Alzo il bavero della giacca e infilo le mani nelle tasche, prima di attraversare velocemente i binari verso l’atrio della stazione. La sala d’attesa è come la ricordavo, piccola e verde, piastrellata fin quasi al soffitto. Forse hanno cambiato le panchine, quasi sicuramente, ma la tinta al soffitto non l’hanno data. Negli angoli c’è il segno degli anni e dell’abbandono. L’orologio è fermo ad un’ora congelata in un giorno ormai passato; la lancetta dei secondi fa avanti e indietro, con un ritmo tutto suo, va e torna sullo stesso secondo da chissà quanto tempo. Trovo delle monete sul fondo del borsone e compro un pacchetto di sigarette al distributore automatico vicino alla biglietteria, poi esco per strada e mi fermo sul ciglio del marciapiede. Non troppo lontano, forse in qualche parcheggio male illuminato, un antifurto riempie la notte del suo lamento incalzante. Mentre penso a cosa fare, ascolto i suoni della città e guardo il fumo della sigaretta disperdersi nella corrente. Dovrei prendere a destra, è la strada più veloce, ma non lo farò. Non ne ho voglia. Torno a casa dopo tanti anni e desidero fare le cose con calma, senza fretta. Sento di dover celebrare il momento e ci sono due posti in cui devo passare. Un dovere morale.

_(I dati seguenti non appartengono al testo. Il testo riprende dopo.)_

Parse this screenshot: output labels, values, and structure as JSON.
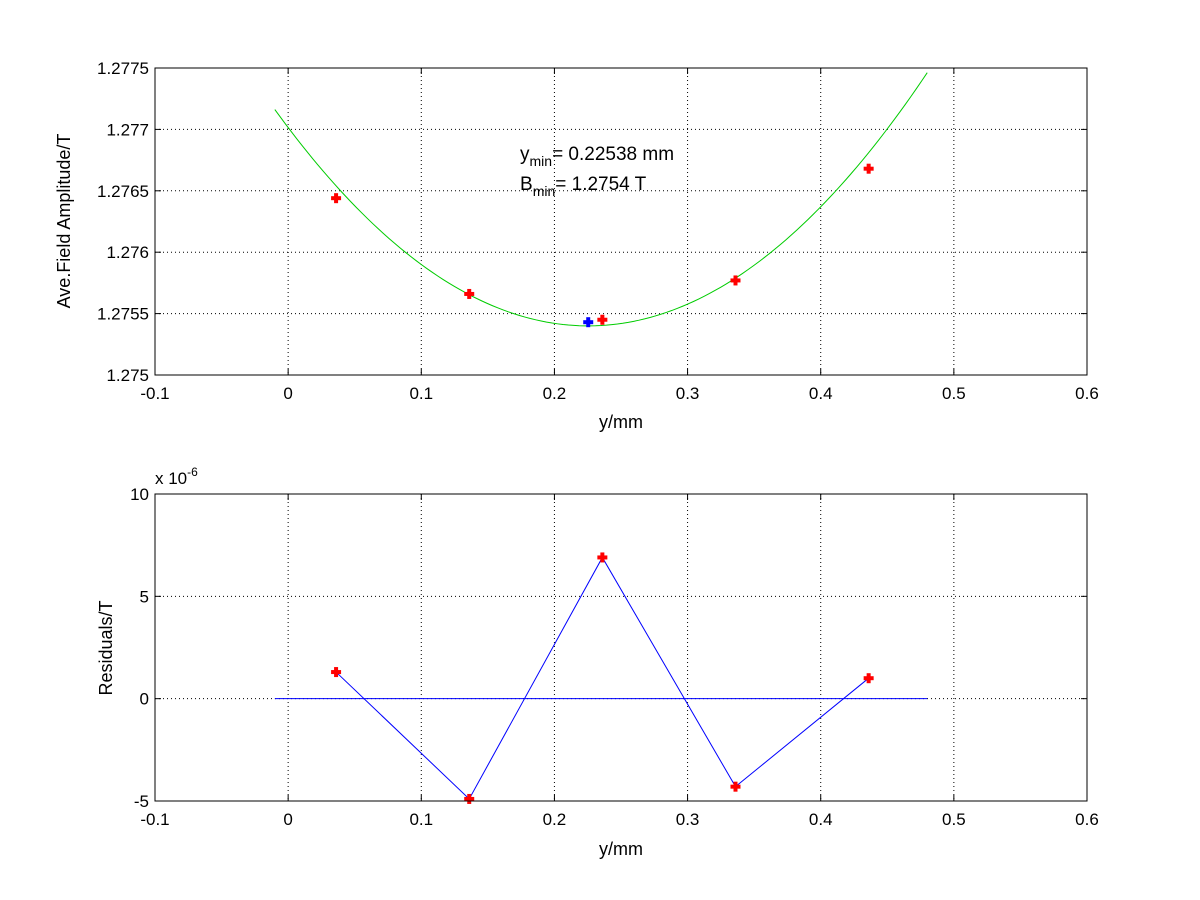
{
  "chart_data": [
    {
      "type": "scatter",
      "xlabel": "y/mm",
      "ylabel": "Ave.Field Amplitude/T",
      "xlim": [
        -0.1,
        0.6
      ],
      "ylim": [
        1.275,
        1.2775
      ],
      "xticks": [
        "-0.1",
        "0",
        "0.1",
        "0.2",
        "0.3",
        "0.4",
        "0.5",
        "0.6"
      ],
      "yticks": [
        "1.275",
        "1.2755",
        "1.276",
        "1.2765",
        "1.277",
        "1.2775"
      ],
      "grid": true,
      "series": [
        {
          "type": "scatter",
          "marker": "plus",
          "color": "#ff0000",
          "x": [
            0.036,
            0.136,
            0.236,
            0.336,
            0.436
          ],
          "y": [
            1.27644,
            1.27566,
            1.27545,
            1.27577,
            1.27668
          ]
        },
        {
          "type": "line",
          "color": "#00cc00",
          "fit": {
            "x0": 0.22538,
            "y0": 1.2754,
            "a": 0.0318
          },
          "x_range": [
            -0.01,
            0.48
          ]
        },
        {
          "type": "scatter",
          "marker": "plus",
          "color": "#0000ff",
          "x": [
            0.22538
          ],
          "y": [
            1.27543
          ]
        }
      ],
      "annotations": {
        "ymin_main": "y",
        "ymin_sub": "min",
        "ymin_rest": "= 0.22538 mm",
        "bmin_main": "B",
        "bmin_sub": "min",
        "bmin_rest": "= 1.2754 T"
      }
    },
    {
      "type": "line",
      "xlabel": "y/mm",
      "ylabel": "Residuals/T",
      "xlim": [
        -0.1,
        0.6
      ],
      "ylim": [
        -5,
        10
      ],
      "y_exponent": {
        "base": "x 10",
        "exp": "-6"
      },
      "xticks": [
        "-0.1",
        "0",
        "0.1",
        "0.2",
        "0.3",
        "0.4",
        "0.5",
        "0.6"
      ],
      "yticks": [
        "-5",
        "0",
        "5",
        "10"
      ],
      "grid": true,
      "series": [
        {
          "type": "line",
          "marker": "plus",
          "line_color": "#0000ff",
          "marker_color": "#ff0000",
          "x": [
            0.036,
            0.136,
            0.236,
            0.336,
            0.436
          ],
          "y": [
            1.3,
            -4.9,
            6.9,
            -4.3,
            1.0
          ]
        },
        {
          "type": "line",
          "color": "#0000ff",
          "x": [
            -0.01,
            0.48
          ],
          "y": [
            0,
            0
          ]
        }
      ]
    }
  ]
}
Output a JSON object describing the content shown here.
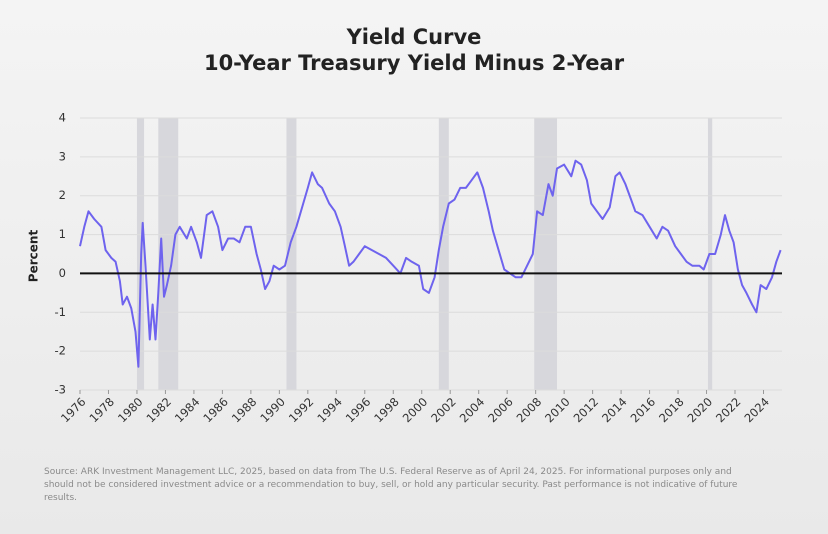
{
  "chart_data": {
    "type": "line",
    "title": "Yield Curve",
    "subtitle": "10-Year Treasury Yield Minus 2-Year",
    "ylabel": "Percent",
    "color": "#6e63ee",
    "x": [
      1976,
      1976.3,
      1976.6,
      1977,
      1977.5,
      1977.8,
      1978.2,
      1978.5,
      1978.8,
      1979,
      1979.3,
      1979.6,
      1979.9,
      1980.1,
      1980.3,
      1980.4,
      1980.6,
      1980.9,
      1981.1,
      1981.3,
      1981.5,
      1981.7,
      1981.9,
      1982.1,
      1982.4,
      1982.7,
      1983,
      1983.5,
      1983.8,
      1984.2,
      1984.5,
      1984.9,
      1985.3,
      1985.7,
      1986,
      1986.4,
      1986.8,
      1987.2,
      1987.6,
      1988,
      1988.4,
      1988.7,
      1989,
      1989.3,
      1989.6,
      1990,
      1990.4,
      1990.8,
      1991.2,
      1991.6,
      1992,
      1992.3,
      1992.7,
      1993,
      1993.5,
      1993.9,
      1994.3,
      1994.6,
      1994.9,
      1995.2,
      1995.6,
      1996,
      1996.5,
      1997,
      1997.5,
      1998,
      1998.5,
      1998.9,
      1999.3,
      1999.8,
      2000.1,
      2000.5,
      2000.9,
      2001.2,
      2001.5,
      2001.9,
      2002.3,
      2002.7,
      2003.1,
      2003.5,
      2003.9,
      2004.3,
      2004.7,
      2005,
      2005.4,
      2005.8,
      2006.2,
      2006.6,
      2007,
      2007.4,
      2007.8,
      2008.1,
      2008.5,
      2008.9,
      2009.2,
      2009.5,
      2010,
      2010.5,
      2010.8,
      2011.2,
      2011.6,
      2011.9,
      2012.3,
      2012.7,
      2013.2,
      2013.6,
      2013.9,
      2014.3,
      2014.7,
      2015,
      2015.5,
      2016,
      2016.5,
      2016.9,
      2017.3,
      2017.8,
      2018.2,
      2018.6,
      2019,
      2019.5,
      2019.8,
      2020.2,
      2020.6,
      2021,
      2021.3,
      2021.6,
      2021.9,
      2022.2,
      2022.5,
      2022.8,
      2023.2,
      2023.5,
      2023.8,
      2024.2,
      2024.6,
      2024.9,
      2025.2
    ],
    "values": [
      0.7,
      1.2,
      1.6,
      1.4,
      1.2,
      0.6,
      0.4,
      0.3,
      -0.2,
      -0.8,
      -0.6,
      -0.9,
      -1.5,
      -2.4,
      0.5,
      1.3,
      0.2,
      -1.7,
      -0.8,
      -1.7,
      -0.5,
      0.9,
      -0.6,
      -0.3,
      0.2,
      1.0,
      1.2,
      0.9,
      1.2,
      0.8,
      0.4,
      1.5,
      1.6,
      1.2,
      0.6,
      0.9,
      0.9,
      0.8,
      1.2,
      1.2,
      0.5,
      0.1,
      -0.4,
      -0.2,
      0.2,
      0.1,
      0.2,
      0.8,
      1.2,
      1.7,
      2.2,
      2.6,
      2.3,
      2.2,
      1.8,
      1.6,
      1.2,
      0.7,
      0.2,
      0.3,
      0.5,
      0.7,
      0.6,
      0.5,
      0.4,
      0.2,
      0.0,
      0.4,
      0.3,
      0.2,
      -0.4,
      -0.5,
      -0.1,
      0.6,
      1.2,
      1.8,
      1.9,
      2.2,
      2.2,
      2.4,
      2.6,
      2.2,
      1.6,
      1.1,
      0.6,
      0.1,
      0.0,
      -0.1,
      -0.1,
      0.2,
      0.5,
      1.6,
      1.5,
      2.3,
      2.0,
      2.7,
      2.8,
      2.5,
      2.9,
      2.8,
      2.4,
      1.8,
      1.6,
      1.4,
      1.7,
      2.5,
      2.6,
      2.3,
      1.9,
      1.6,
      1.5,
      1.2,
      0.9,
      1.2,
      1.1,
      0.7,
      0.5,
      0.3,
      0.2,
      0.2,
      0.1,
      0.5,
      0.5,
      1.0,
      1.5,
      1.1,
      0.8,
      0.1,
      -0.3,
      -0.5,
      -0.8,
      -1.0,
      -0.3,
      -0.4,
      -0.1,
      0.3,
      0.6
    ],
    "recessions": [
      [
        1980,
        1980.5
      ],
      [
        1981.5,
        1982.9
      ],
      [
        1990.5,
        1991.2
      ],
      [
        2001.2,
        2001.9
      ],
      [
        2007.9,
        2009.5
      ],
      [
        2020.1,
        2020.4
      ]
    ],
    "xlim": [
      1976,
      2025.3
    ],
    "xticks": [
      1976,
      1978,
      1980,
      1982,
      1984,
      1986,
      1988,
      1990,
      1992,
      1994,
      1996,
      1998,
      2000,
      2002,
      2004,
      2006,
      2008,
      2010,
      2012,
      2014,
      2016,
      2018,
      2020,
      2022,
      2024
    ],
    "ylim": [
      -3,
      4
    ],
    "yticks": [
      -3,
      -2,
      -1,
      0,
      1,
      2,
      3,
      4
    ],
    "grid": true,
    "footnote": [
      "Source: ARK Investment Management LLC, 2025, based on data from The U.S. Federal Reserve as of April 24, 2025. For informational purposes only and",
      "should not be considered investment advice or a recommendation to buy, sell, or hold any particular security. Past performance is not indicative of future",
      "results."
    ]
  }
}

Mi incammino, con il borsone a tracolla, lungo il muro di cinta della ferrovia. Mi muovo sicuro, senza esitazioni, il disegno del quartiere, se mai ne avevo dubitato, non ha segreti per me, mi ricordo tutto, non ho dimenticato. È come un tatuaggio, indelebile sulla pelle e nelle vene, una mappa scolpita nel profondo, per sempre. Cammino e riconosco le piccole cose che il tempo non ha intaccato: la crepa nel pilastro del ponte, l’albero vicino alla palestra della scuola, l’insegna lampeggiante della videoteca, il cancello arrugginito dei campi di calcio. Scivolo nello stretto vicolo buio tra la lavanderia a gettoni e il negozio di vernici: so dove sto andando, cosa c’è al fondo, dove le luci sono basse e taglienti.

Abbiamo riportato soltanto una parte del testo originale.